Molecular dynamics of 4-n-octyl-4′-cyanobiphenyl in partially filled nanoporous SBA-type molecular sieves

The molecular dynamics of 4-n-octyl-4′-cyanobiphenyl (8CB) confined to the nanopores of new SBA-type molecular sieves was investigated in a wide temperature range using broadband dielectric spectroscopy (10−2–109 Hz). One molecular sieve has a hexagonal structure of the pores while the other is a cellular nanoporous material. To explore the extent of surface interaction effects a high and a low filling degree were considered.For the molecular sieves with a high filling degree two relaxation regions were observed: a bulk-like relaxation process related to molecules, which behave as mesophase, located in the centre of the pores. The second relaxation process has a much lower relaxation rate than the former and is assigned to molecules located in a surface layer. The temperature dependence of its relaxation rates follows the Vogel–Fulcher–Tammann law, characteristic for glassy dynamics.For samples with a low filling degree only one relaxation process due to the surface layer was observed.

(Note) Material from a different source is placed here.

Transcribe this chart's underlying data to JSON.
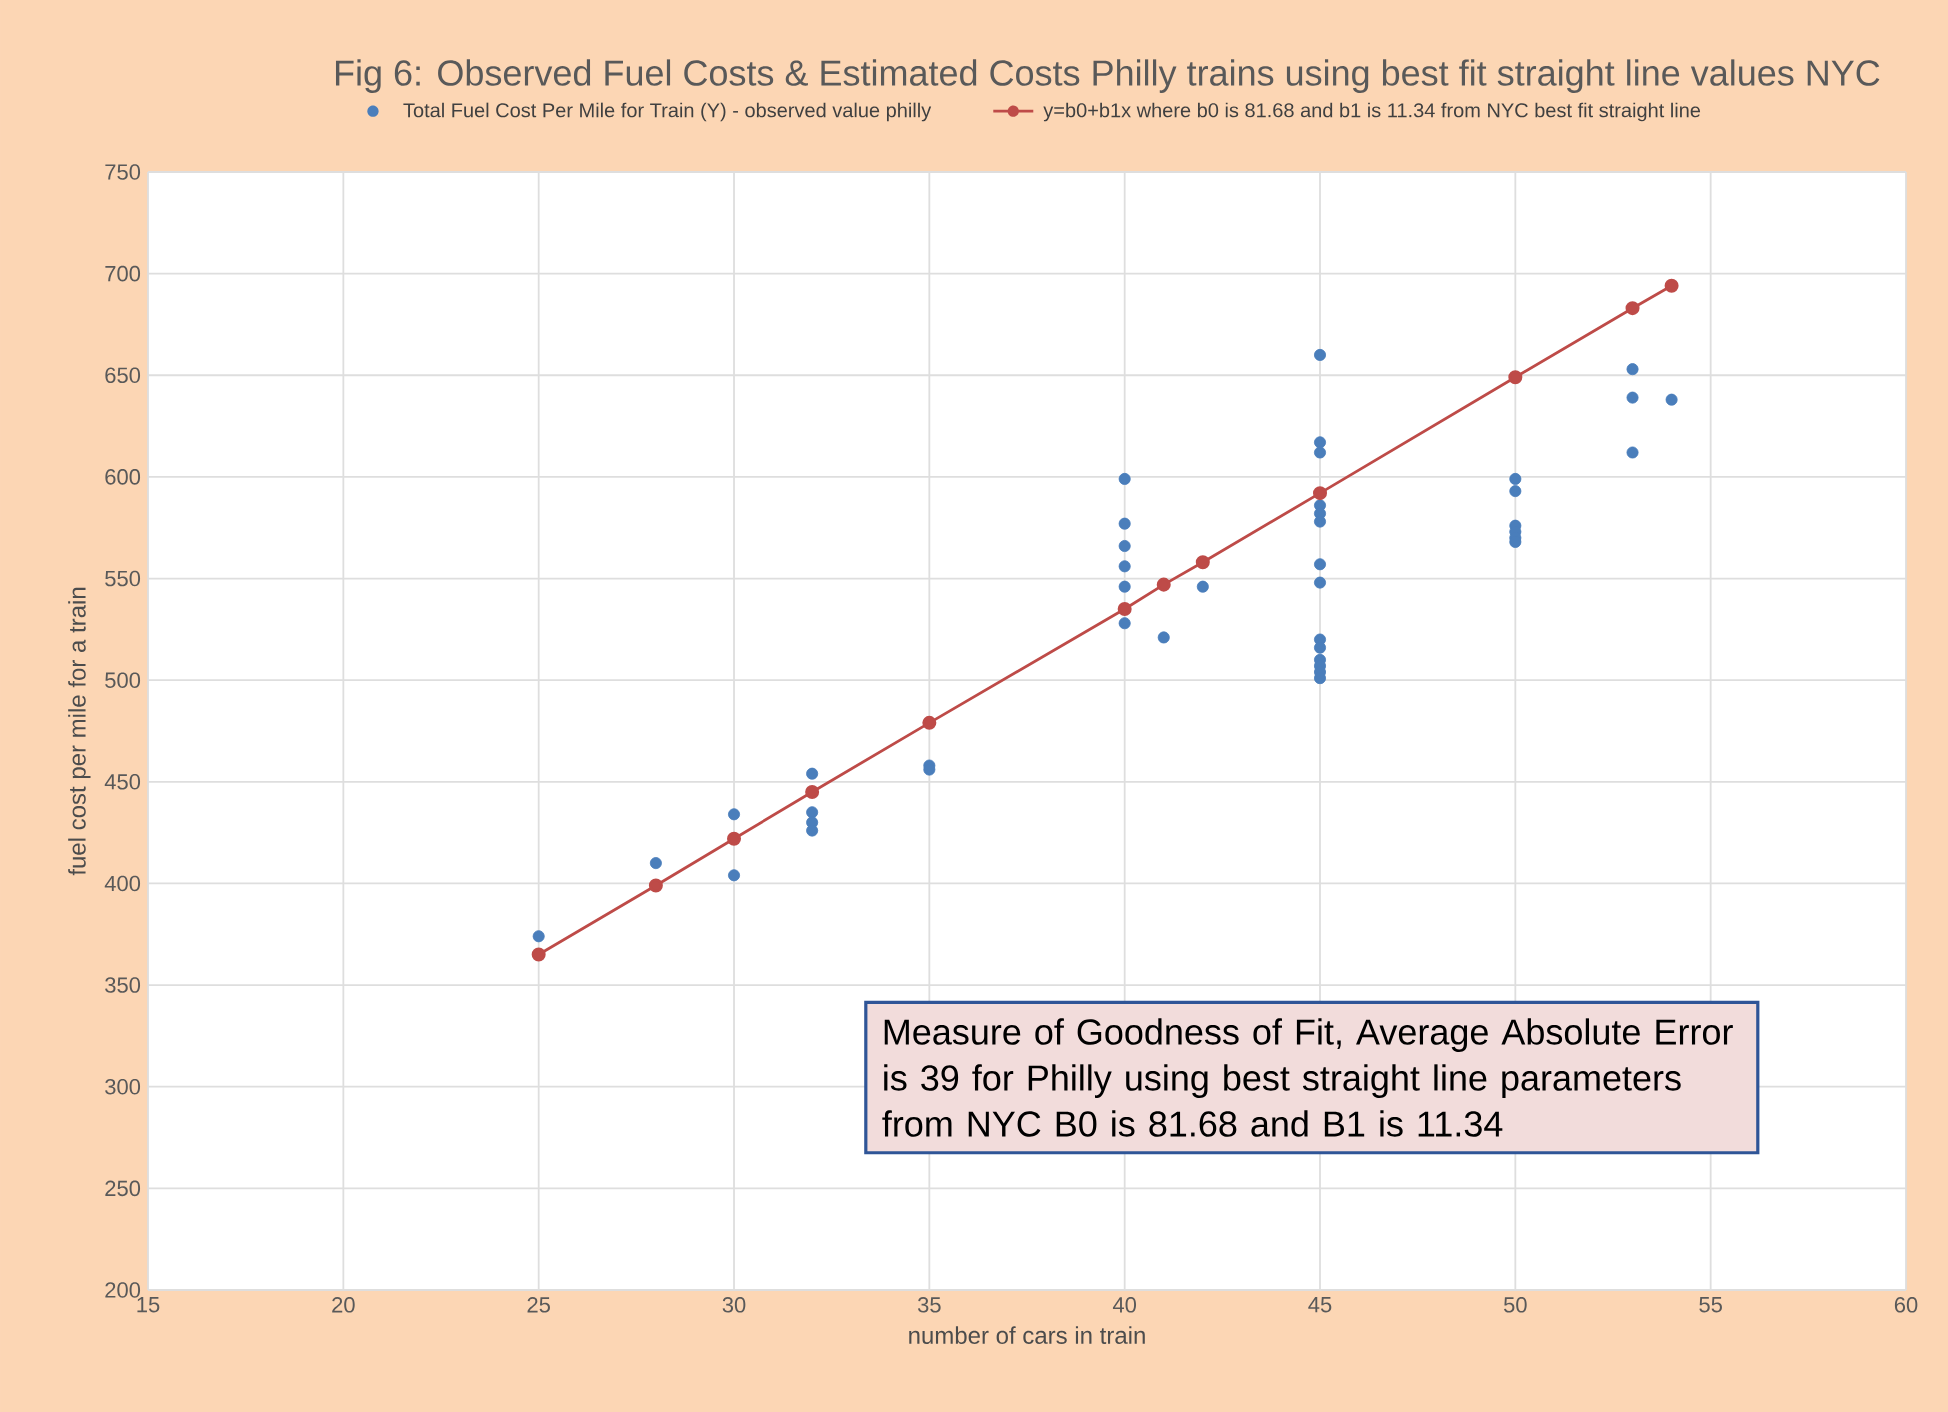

Moreover, especially at the temperatures lower than the melting point of bulk 8CB, its relaxation rate is situated between the characteristic frequencies of the two relaxation processes observed for the pores with a high filling degree. This behaviour gives a measure of the extension of the influence of the wall on the neighbouring 8CB molecules. In addition, the differences revealed by the molecule dynamics inside the two types of nanoporous materials are related to both surface interactions and geometrical constraints.